Section 6- Preliminary action on application

 (1) On receipt of an application under section 5, the Tehsildar shall make an entry in a register duly numbered and also attest each such entry date-wise.

(2) The Tehsildar shall, after holding such enquiry, as he thinks fit, and after verifying the contents of the application, make a report to the District Collector of the area recommending that the application may be allowed for the whole or any part of the area of land to which it relates or that it may be rejected.

(3) The District Collector shall on receipt of a report under subsection (2) and after such further enquiry as he may deem fit [forward the application along with his report to the Committee] within two months from the date of its receipt in his office.

(4) The Committee shall pass appropriate orders for disposal of such land within two months from the date of receipt of application under sub-section (3) and also determine the price, to be deposited by the applicant for vesting of such State land [Provided that the Government may grant such rewards and incentives, and in such manner, as may be prescribed to the officers/officials showing excellent performance in administering the scheme under this Act.]

Section 7- Appeal

Any person aggrieved of an order passed by the *[Committee] relating to the price for vesting of free hold rights in favour of an occupant may file an appeal before the *[Government] who shall, as far as practicable, decide the same within 30 days of its filing. The decision of the *[Government] shall be final and binding.

*The words Committee” and “Government” substituted for “Administrative Department of the Government” and “Chief Minister” respectively by Act III of 2007, s. 6, w.e.f. 20-11-2006.

Conclusion

The Jammu and Kashmir State Lands (vesting of ownership to the occupants) Act 2001- (Roshni Act) with The Jammu and Kashmir state lands (vesting of ownership to the occupants) Rules, 2007. The government had changed by subsequent amendments the original Act to a completely whole different thing so as to forget about the very objective of generating the finance for power projects by introducing heavy discounts and rebates for vesting of ownership to the occupants of state land, which contributed in the failure to accomplish the very objectives desired for in the original Act, So the Act was repealed in 2018 as there were also reports of misuse of some of its provisions to benefit few affluent people.

The J&K State Lands (Vesting of Ownership to the Occupants) Act commonly known as Roshni Scheme had received the assent of the Governor on November 9, 2001 to give proprietary rights to the persons unauthorizedly holding the State land on payment of the cost equivalent to the prevailing market rate.
The procedural wrangles as also the apprehension that the eviction of the unauthorized occupants will lead to mass unrest formed the base line and the bedrock of the legislation.

Subsequently, the Government vide SRO-64 dated May 5, 2007 made the Rules for mapping of the State land, issuance of the notification, disposal of property left by the unauthorized occupants, the procedure for auction and eviction, determination of market value, vesting of ownership to the occupants of the structures raised over the State land, the fixation of price payable by different categories of occupants, the incentive and penalty for payment etc.

Latterly, the J&K State Lands (Vesting of Ownership to the Occupants) (Repeal and Savings) Act was assented to by the then Governor on December 7, 2018 mentioning that any proceedings pending before any authority under the Act of 2001 shall not be proceeded with and all pending proceedings shall stand abated.
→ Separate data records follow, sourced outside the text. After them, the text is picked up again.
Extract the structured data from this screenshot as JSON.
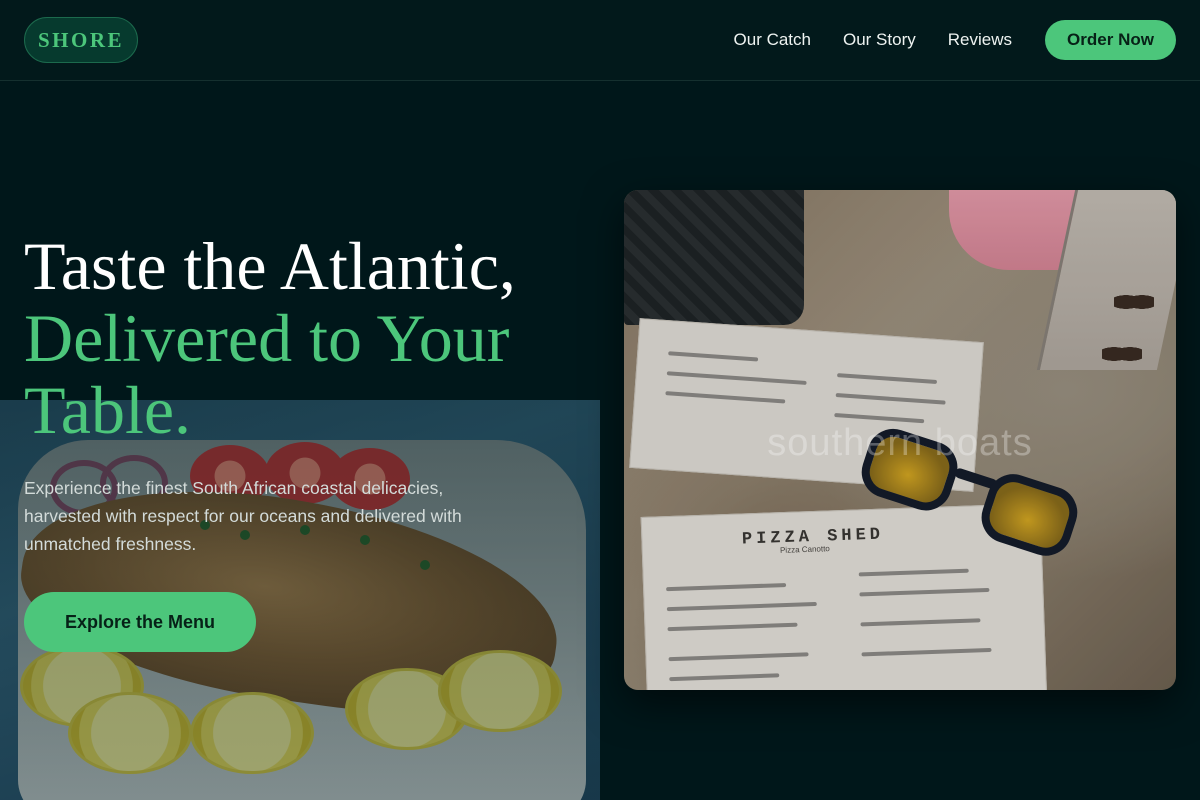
{
  "header": {
    "logo": "SHORE",
    "nav": [
      {
        "label": "Our Catch"
      },
      {
        "label": "Our Story"
      },
      {
        "label": "Reviews"
      }
    ],
    "order_label": "Order Now"
  },
  "hero": {
    "title_line1": "Taste the Atlantic,",
    "title_line2": "Delivered to Your Table.",
    "subtitle": "Experience the finest South African coastal delicacies, harvested with respect for our oceans and delivered with unmatched freshness.",
    "cta_label": "Explore the Menu"
  },
  "photo": {
    "watermark": "southern boats",
    "menu_title": "PIZZA SHED",
    "menu_subtitle": "Pizza Canotto"
  },
  "colors": {
    "background": "#00171a",
    "accent": "#4cc67b",
    "text": "#ffffff"
  }
}
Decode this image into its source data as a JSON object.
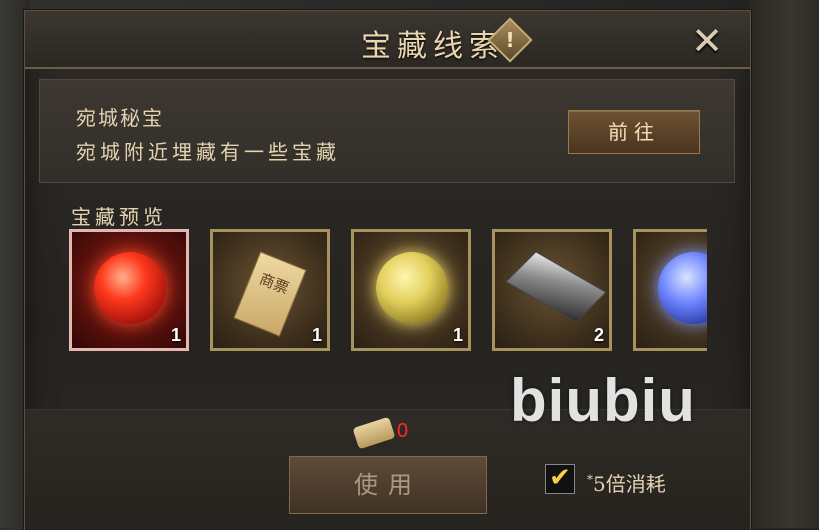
{
  "dialog": {
    "title": "宝藏线索",
    "info_icon_glyph": "!",
    "close_icon": "close-icon"
  },
  "quest": {
    "name": "宛城秘宝",
    "description": "宛城附近埋藏有一些宝藏",
    "go_button_label": "前往"
  },
  "preview": {
    "label": "宝藏预览",
    "items": [
      {
        "icon": "red-orb-icon",
        "count": "1"
      },
      {
        "icon": "merchant-ticket-icon",
        "count": "1",
        "glyph_text": "商票"
      },
      {
        "icon": "gold-orb-icon",
        "count": "1"
      },
      {
        "icon": "iron-ingot-icon",
        "count": "2"
      },
      {
        "icon": "blue-orb-icon",
        "count": ""
      }
    ]
  },
  "footer": {
    "scroll_count": "0",
    "use_button_label": "使用",
    "checkbox_checked": true,
    "multiplier_asterisk": "*",
    "multiplier_label": "5倍消耗"
  },
  "watermark": "biubiu",
  "colors": {
    "accent_gold": "#e4d3b1",
    "count_red": "#ff2a1a",
    "check_yellow": "#f2cf4a"
  }
}
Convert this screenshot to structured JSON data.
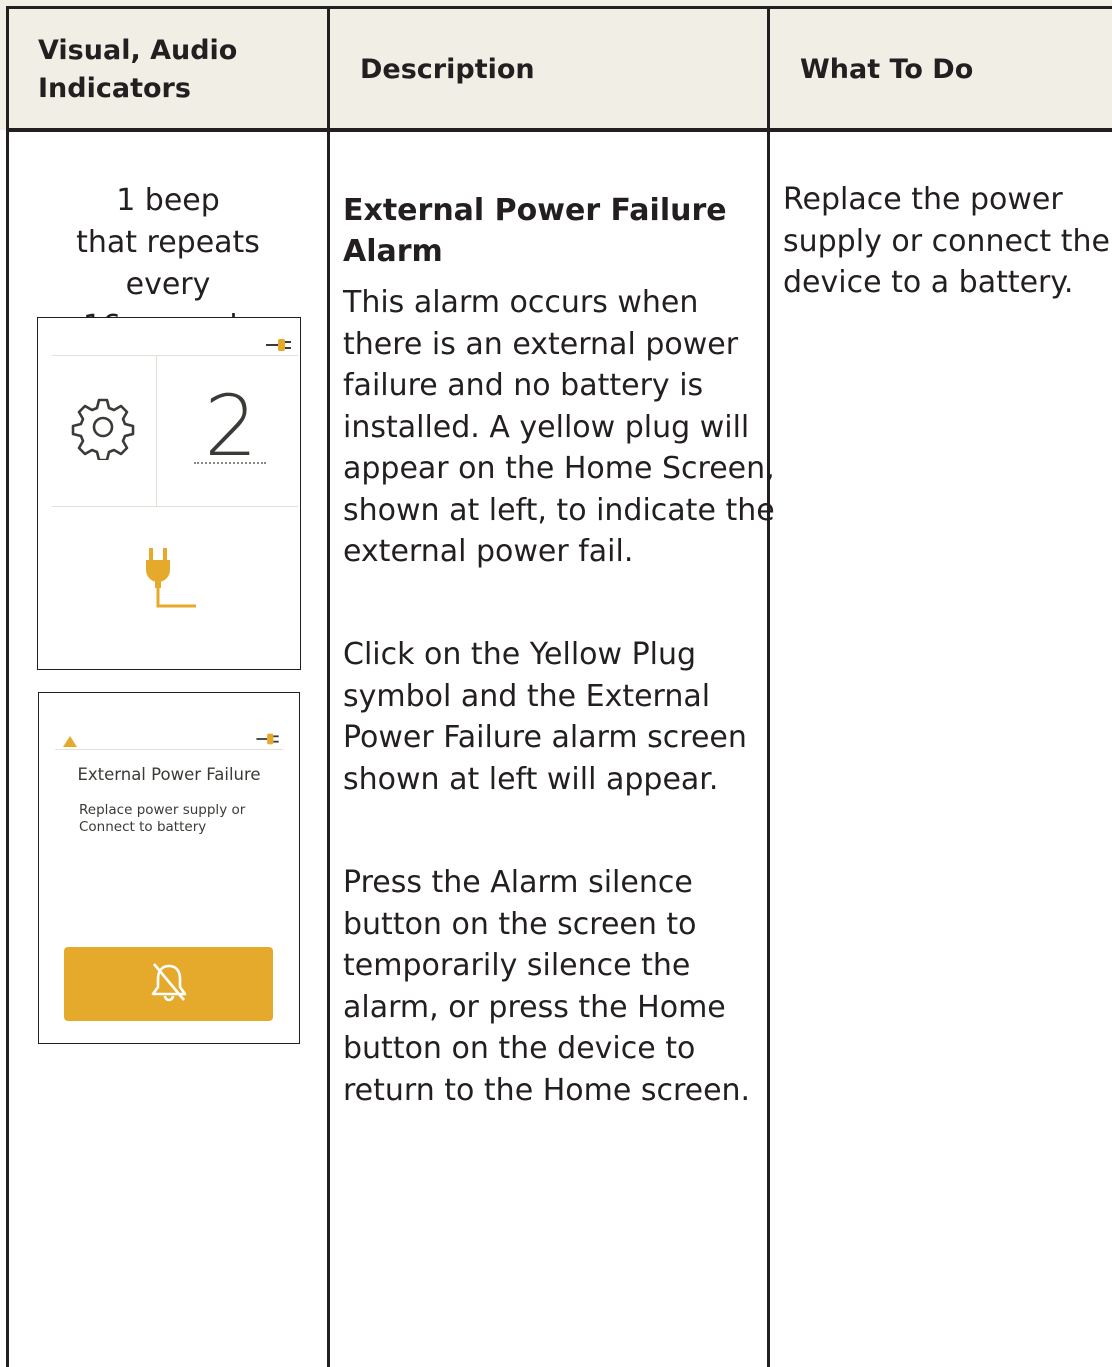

But no decision was taken in respect of the land already transferred to large number of people under the garb of Roshni Scheme.

However, after detailed examination of the Act of 2001 and going through various judgements of Supreme Court as well as different High Courts of the country, the J&K Law Commission headed by Justice (Retd) M K Hanjura has recommended retrieval of the land transferred in favour of the illegal beneficiaries under the garb of the Act of 2001.